"What we're going to do is we're doing a lot of mechanical work with Reed right now, so there's a possibility he could pitch in the ninth, but he won't necessarily be the closer at this point," D-backs manager Chip Hale said. "We're going to use him probably a little earlier in the game, just see how the game goes. He could be pitching in the ninth, but it could be him and another guy, maybe two guys in the ninth. So we're going to match up a little more and see how that goes for a little bit."
Reed blew a save Wednesday when he allowed a grand slam to Michael Taylor in the ninth inning as the Nationals rallied for a 9-6 win.

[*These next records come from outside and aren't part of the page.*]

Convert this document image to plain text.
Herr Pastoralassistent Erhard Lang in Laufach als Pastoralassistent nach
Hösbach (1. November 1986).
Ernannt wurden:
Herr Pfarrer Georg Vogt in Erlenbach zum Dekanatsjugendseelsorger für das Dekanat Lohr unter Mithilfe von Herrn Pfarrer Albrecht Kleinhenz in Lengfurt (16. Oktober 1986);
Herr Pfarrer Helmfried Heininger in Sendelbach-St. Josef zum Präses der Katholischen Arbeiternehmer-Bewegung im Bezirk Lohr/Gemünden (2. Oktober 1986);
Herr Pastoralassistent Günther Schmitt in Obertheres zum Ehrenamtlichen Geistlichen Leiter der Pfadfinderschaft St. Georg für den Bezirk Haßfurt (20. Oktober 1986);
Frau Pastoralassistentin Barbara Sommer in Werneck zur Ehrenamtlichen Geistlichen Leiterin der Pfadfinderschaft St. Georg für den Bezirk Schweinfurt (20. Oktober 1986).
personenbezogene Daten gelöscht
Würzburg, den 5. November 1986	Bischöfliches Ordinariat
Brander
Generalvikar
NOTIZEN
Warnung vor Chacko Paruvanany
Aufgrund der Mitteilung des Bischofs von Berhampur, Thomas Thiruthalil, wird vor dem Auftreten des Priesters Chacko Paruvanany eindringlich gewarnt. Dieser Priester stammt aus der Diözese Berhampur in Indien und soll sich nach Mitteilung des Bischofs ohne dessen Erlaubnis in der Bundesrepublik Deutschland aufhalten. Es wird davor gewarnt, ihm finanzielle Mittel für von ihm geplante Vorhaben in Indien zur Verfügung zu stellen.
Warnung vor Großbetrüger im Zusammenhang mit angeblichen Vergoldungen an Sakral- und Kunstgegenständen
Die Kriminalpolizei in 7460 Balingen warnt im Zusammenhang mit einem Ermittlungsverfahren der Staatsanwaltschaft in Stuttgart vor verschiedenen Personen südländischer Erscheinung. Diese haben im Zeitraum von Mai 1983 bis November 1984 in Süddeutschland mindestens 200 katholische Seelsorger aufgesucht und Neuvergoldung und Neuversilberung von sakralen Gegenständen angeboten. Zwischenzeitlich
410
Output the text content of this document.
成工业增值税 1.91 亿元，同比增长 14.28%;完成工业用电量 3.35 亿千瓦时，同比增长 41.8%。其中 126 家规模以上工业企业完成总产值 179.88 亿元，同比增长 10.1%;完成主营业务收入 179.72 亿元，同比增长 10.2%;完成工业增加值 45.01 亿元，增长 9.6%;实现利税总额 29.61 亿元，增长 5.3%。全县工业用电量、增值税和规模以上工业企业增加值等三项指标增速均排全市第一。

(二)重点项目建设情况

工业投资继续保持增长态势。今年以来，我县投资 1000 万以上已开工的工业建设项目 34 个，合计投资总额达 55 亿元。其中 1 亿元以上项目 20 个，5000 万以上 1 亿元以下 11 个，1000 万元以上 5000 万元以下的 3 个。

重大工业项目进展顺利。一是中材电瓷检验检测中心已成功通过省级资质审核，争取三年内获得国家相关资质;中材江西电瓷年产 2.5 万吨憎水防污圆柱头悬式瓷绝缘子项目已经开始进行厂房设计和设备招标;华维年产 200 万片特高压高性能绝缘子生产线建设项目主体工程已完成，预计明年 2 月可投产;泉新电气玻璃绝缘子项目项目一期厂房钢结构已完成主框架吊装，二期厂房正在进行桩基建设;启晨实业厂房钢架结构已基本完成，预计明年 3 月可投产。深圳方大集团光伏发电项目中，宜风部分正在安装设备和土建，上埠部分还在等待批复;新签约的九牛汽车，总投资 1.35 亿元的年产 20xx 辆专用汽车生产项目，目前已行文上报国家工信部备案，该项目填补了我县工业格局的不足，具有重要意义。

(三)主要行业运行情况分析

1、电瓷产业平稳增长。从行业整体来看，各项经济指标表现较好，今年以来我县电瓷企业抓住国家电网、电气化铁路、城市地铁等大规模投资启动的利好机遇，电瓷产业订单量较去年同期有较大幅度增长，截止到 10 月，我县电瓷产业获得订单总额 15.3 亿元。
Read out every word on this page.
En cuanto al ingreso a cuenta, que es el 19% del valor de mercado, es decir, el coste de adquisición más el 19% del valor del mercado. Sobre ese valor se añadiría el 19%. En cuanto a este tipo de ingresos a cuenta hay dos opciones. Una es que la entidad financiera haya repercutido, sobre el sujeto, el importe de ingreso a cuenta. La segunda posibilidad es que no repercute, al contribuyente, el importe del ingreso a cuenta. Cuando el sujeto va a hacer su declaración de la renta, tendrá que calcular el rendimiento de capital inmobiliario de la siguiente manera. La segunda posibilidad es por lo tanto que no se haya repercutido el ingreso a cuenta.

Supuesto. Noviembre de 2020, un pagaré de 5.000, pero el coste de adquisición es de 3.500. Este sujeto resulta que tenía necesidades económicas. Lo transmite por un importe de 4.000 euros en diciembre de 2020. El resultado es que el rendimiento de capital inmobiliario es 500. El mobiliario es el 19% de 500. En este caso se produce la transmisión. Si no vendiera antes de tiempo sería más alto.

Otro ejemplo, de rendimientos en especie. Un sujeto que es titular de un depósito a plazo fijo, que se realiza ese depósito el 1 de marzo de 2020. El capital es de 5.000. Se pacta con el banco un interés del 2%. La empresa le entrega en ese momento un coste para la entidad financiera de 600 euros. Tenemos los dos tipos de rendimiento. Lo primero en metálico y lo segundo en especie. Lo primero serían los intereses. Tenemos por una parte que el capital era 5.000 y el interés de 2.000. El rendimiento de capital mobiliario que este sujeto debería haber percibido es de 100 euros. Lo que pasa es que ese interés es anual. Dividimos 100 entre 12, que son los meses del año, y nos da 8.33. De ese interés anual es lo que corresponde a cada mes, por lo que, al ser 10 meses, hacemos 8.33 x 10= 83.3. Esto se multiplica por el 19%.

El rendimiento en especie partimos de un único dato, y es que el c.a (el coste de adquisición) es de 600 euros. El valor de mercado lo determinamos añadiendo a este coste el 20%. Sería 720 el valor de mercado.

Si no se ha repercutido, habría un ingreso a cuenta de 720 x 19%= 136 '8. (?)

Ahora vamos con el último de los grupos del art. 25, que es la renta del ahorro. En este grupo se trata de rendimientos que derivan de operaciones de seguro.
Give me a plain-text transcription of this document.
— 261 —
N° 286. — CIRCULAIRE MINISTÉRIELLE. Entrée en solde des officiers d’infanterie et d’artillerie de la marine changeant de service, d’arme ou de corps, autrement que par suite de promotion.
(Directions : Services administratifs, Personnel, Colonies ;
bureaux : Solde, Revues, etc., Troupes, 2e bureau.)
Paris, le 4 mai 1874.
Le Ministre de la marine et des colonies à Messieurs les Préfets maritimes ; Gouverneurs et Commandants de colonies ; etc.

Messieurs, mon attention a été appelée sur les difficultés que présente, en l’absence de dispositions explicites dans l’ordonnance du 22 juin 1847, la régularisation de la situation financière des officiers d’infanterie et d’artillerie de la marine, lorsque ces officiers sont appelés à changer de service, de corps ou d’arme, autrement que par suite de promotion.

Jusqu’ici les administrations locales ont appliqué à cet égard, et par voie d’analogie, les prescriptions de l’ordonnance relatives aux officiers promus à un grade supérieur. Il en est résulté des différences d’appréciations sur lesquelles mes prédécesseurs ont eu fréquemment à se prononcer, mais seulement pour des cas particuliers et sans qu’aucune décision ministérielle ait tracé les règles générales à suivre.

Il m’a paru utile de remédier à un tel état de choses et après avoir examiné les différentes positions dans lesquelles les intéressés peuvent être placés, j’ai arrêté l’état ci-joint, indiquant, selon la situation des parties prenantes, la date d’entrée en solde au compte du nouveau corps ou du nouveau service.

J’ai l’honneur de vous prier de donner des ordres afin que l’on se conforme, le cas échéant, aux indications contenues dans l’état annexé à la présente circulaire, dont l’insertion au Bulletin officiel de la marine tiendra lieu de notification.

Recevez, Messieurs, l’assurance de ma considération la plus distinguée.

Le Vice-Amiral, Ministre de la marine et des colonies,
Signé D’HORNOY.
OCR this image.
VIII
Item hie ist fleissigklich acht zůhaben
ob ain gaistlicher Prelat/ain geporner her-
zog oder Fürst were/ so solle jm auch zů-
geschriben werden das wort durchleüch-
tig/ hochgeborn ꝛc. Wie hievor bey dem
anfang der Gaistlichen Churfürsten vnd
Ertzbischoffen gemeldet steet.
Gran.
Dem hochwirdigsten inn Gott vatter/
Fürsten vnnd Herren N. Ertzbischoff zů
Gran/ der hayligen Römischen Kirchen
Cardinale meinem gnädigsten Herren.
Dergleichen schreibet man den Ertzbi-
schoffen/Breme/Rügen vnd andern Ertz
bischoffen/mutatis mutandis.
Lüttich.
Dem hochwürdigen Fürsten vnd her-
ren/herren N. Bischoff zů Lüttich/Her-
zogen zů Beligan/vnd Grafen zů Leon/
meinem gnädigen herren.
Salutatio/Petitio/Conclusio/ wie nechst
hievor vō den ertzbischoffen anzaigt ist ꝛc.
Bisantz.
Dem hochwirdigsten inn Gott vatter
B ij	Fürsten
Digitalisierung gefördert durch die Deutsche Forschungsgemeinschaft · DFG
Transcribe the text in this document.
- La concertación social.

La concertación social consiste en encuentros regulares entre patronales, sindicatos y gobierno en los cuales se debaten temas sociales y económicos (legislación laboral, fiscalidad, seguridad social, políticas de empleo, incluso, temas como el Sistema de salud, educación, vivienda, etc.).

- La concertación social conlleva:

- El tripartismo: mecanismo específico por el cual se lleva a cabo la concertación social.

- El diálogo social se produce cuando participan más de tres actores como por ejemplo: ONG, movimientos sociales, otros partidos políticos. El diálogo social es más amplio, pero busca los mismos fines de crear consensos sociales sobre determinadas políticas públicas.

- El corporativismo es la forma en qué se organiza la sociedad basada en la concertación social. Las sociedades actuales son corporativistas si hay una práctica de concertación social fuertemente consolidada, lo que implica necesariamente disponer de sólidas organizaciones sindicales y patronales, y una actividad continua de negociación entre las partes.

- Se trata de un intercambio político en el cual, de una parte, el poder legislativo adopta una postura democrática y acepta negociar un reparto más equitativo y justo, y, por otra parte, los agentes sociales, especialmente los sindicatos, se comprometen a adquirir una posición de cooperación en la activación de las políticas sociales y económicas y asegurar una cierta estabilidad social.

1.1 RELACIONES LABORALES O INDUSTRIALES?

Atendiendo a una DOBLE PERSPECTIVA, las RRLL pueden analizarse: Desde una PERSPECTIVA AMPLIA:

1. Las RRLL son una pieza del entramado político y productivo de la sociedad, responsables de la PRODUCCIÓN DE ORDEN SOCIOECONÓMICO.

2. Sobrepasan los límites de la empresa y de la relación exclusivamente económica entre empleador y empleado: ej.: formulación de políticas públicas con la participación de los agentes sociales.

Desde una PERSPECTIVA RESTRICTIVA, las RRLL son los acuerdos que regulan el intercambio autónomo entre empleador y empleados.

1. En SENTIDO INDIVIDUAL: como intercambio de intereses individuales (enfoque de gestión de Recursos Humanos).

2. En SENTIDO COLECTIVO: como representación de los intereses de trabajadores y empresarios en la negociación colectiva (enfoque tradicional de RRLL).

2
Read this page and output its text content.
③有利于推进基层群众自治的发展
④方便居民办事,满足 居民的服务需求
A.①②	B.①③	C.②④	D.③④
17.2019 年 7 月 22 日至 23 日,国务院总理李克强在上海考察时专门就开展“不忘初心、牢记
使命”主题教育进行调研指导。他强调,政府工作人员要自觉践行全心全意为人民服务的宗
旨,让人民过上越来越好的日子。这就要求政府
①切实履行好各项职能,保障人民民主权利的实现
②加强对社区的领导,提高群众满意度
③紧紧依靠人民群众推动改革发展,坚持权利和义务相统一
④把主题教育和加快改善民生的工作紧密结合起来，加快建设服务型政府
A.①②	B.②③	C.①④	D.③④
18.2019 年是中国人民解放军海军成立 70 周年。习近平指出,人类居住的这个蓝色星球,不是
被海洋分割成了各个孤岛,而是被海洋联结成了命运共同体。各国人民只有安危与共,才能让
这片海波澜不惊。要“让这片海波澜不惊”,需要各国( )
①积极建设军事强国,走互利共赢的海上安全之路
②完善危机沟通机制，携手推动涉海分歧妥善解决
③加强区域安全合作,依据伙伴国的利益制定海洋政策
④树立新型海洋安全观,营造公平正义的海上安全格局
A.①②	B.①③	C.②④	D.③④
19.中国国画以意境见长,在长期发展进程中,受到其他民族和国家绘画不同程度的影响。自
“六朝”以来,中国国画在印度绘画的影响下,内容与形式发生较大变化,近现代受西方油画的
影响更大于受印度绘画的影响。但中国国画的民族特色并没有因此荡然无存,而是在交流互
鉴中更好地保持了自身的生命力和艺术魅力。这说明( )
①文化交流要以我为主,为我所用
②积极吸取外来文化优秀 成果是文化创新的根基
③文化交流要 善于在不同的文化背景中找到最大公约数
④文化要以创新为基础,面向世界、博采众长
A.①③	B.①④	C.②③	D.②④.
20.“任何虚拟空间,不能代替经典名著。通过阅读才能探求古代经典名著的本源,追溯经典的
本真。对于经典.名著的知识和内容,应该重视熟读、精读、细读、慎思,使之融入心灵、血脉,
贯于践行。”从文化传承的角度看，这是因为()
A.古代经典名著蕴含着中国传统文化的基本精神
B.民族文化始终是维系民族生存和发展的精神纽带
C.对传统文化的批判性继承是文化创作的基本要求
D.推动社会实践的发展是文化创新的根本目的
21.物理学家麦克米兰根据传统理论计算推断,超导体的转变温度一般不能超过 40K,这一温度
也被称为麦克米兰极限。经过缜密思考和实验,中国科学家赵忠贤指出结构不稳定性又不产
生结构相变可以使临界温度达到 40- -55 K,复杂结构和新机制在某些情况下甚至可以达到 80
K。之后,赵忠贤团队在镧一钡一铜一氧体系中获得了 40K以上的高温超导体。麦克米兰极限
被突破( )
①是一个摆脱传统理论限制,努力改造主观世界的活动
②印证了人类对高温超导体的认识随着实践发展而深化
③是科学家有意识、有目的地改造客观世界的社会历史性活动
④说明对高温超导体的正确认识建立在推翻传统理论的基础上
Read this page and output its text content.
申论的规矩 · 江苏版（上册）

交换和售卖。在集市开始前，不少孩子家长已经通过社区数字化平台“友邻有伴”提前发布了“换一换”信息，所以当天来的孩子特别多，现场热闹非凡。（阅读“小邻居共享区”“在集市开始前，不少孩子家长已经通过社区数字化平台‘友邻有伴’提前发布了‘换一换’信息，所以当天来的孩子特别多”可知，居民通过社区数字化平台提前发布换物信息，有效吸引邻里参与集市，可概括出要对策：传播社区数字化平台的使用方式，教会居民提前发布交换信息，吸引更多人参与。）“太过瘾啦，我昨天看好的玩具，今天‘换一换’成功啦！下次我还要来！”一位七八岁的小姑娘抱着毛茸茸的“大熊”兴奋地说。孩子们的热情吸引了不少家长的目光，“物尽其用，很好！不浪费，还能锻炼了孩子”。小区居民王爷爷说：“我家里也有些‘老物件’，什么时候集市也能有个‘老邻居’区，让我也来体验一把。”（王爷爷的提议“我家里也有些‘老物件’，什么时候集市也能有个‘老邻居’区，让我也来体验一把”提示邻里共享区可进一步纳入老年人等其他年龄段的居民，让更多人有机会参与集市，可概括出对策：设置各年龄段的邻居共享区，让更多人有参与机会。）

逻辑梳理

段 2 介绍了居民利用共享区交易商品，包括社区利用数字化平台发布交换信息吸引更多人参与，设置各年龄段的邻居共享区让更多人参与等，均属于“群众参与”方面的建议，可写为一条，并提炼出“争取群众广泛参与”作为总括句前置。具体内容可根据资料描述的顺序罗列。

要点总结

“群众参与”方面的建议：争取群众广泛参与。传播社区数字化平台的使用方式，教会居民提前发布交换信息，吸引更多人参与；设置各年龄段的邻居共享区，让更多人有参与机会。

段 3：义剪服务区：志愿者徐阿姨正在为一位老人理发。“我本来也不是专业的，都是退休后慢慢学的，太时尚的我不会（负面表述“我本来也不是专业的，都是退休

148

It was the second blown save for Reed this year in four chances, and his ERA is 7.20 in 11 appearances.
"Absolutely," Reed said, when asked if he understood the move. "There's not one part of me that thinks I've been throwing the ball somewhat well. I don't even think that. I've been all over the place. I'm working on a couple of things, throw earlier in the game and just go from there."
This Spring Training, Reed worked at throwing across his body less, but a shoulder issue prevented him from getting much work in. In addition to throwing across his body less, the team will adjust his foot positioning on the pitching rubber.
The mechanical adjustments, it is hoped, will help his command and allow him to locate his fastball to parts of the strike zone he hasn't been able to locate yet. If that happens, Hale said he envisions Reed reclaiming the closer's role.
"He's got over 100 saves in his career," Hale said. "He's been successful at it, so I think if we get him back to where his stuff is, what it should be, he should definitely be our closer."